How Drexel’s STAR Scholars Program Still Went According to Plan Despite Pandemic
By Beth Ann Downey
September 10, 2020
Though it takes place a full three terms after they arrive on campus, some first-year students who participate in Drexel University’s STAR Scholars program the summer going into their second year plan to do so even before they arrive on campus for the first time as Dragons.
However well they planned in advance, this year’s cohort of research scholars certainly couldn’t have expected what the COVID-19 pandemic would have in store for them and the program this summer. That is, completing research and final poster board presentations remotely, or having to defer their involvement in the program to the fall-winter or spring-summer terms of this coming academic year in order to participate in on-campus research as part of phase 2 of the University’s Research Ramp-Up Plan.
But like a lot of opportunities Drexel has to offer students, the pandemic couldn’t stop this program from moving forward one way or another.
“As long as research was continuing at Drexel, we felt very strongly that our 2020 STAR Scholars could and should be able to participate in those activities,” said Jaya Mohan, director of Undergraduate Research and Enrichment Programs for the Pennoni Honors College. “We know the impact the STAR Scholars program has on our students, like increasing their confidence in their own abilities and helping them clarify their academic and professional goals, and we knew we had to do everything in our power to provide that experience to these students.”

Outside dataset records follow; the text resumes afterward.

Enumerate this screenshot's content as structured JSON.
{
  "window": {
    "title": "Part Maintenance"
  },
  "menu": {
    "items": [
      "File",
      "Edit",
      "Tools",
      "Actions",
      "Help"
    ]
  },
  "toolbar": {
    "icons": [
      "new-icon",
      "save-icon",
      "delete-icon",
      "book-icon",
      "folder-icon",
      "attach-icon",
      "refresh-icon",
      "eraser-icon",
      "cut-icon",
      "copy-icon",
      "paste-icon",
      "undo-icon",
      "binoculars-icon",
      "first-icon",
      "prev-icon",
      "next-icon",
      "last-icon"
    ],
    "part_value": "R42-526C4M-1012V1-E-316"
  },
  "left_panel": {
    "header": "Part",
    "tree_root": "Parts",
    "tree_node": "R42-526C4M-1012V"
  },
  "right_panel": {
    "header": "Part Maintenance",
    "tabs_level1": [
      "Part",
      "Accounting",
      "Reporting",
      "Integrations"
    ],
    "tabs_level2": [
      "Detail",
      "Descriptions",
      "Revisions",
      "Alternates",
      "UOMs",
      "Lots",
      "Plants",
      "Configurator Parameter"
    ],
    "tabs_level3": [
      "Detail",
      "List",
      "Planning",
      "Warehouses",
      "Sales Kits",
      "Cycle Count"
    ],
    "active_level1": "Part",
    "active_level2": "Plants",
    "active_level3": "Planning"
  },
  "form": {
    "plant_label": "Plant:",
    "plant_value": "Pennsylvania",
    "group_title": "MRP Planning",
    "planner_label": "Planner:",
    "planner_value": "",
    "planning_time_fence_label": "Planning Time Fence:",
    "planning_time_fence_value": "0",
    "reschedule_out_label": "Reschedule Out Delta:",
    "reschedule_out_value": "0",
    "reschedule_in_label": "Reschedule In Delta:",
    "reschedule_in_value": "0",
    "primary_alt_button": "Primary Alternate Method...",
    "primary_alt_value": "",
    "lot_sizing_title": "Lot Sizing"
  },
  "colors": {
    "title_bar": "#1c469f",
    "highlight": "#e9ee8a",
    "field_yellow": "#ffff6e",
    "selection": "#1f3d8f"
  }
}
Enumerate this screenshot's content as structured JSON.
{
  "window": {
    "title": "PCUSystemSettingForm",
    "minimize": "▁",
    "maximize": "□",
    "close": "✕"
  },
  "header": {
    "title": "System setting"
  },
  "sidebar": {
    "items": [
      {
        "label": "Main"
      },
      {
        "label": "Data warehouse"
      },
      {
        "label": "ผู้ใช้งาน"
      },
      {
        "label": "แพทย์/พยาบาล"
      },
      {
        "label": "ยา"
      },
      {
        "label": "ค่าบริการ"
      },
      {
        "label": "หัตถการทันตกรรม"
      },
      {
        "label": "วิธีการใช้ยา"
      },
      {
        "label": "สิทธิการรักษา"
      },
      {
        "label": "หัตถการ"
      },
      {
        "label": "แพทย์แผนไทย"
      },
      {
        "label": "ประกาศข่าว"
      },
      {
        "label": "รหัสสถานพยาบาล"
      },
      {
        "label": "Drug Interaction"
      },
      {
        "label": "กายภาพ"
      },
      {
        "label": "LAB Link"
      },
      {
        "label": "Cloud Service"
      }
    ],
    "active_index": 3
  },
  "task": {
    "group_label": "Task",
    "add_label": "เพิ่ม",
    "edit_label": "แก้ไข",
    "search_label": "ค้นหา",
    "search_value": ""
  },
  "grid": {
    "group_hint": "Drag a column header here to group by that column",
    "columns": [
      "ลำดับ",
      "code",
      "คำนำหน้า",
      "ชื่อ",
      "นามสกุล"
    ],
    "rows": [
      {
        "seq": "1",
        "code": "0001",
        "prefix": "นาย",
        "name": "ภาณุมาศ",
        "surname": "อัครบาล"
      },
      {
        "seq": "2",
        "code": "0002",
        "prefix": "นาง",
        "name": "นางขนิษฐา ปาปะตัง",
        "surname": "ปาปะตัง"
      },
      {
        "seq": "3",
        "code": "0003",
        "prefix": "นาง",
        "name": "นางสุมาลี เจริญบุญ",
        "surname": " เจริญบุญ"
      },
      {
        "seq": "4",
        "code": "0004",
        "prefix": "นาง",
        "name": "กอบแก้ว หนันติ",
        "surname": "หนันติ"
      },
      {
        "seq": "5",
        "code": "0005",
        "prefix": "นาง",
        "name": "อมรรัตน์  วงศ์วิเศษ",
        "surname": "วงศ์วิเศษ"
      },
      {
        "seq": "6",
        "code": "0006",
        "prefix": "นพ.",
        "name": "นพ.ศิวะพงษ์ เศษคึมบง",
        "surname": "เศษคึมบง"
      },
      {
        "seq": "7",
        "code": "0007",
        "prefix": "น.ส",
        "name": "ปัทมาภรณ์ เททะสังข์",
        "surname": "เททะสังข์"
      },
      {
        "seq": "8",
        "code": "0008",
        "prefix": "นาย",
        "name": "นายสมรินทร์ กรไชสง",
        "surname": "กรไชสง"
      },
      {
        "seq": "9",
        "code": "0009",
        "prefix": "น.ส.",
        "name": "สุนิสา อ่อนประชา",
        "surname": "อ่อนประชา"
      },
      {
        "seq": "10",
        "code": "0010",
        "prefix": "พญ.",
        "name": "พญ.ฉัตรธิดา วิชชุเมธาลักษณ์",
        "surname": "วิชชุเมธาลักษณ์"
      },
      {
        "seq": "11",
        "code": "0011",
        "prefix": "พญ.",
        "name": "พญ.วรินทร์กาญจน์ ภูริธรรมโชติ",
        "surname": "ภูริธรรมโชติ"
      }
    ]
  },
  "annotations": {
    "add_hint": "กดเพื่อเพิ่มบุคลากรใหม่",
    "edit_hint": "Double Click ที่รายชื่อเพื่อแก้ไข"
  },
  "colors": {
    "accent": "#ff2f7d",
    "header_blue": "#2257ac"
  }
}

Three of the 101 students from across disciplines who participated in the STAR Scholars program this summer spoke with DrexelNow of their experiences conducting research remotely under the tutelage of esteemed faculty mentors. They will present their findings during the annual STAR Scholars Summer Showcase, which will be hosted online this year for a full week starting on September 17 and is open to the Drexel community as well as the public.
Andrea Eleazar, a rising second-year majoring in public health at Drexel University. About one-third of first-year students who decide to participate in STAR Scholars and are accepted do so even before they arrive on campus. Whether it’s the stipend — which this year was raised from $3,500 to $4,500 for the summer because the students couldn’t be housed on campus — or the connections with faculty mentors that attract them, many like Andrea Eleazar do not find comparable programs available to first-year students at the other schools they apply to before choosing Drexel.
“STAR Scholars was actually one of the deciding factors of going to Drexel because of the money factor and also because of the one-on-one experience that you get with the mentor,” said Eleazar.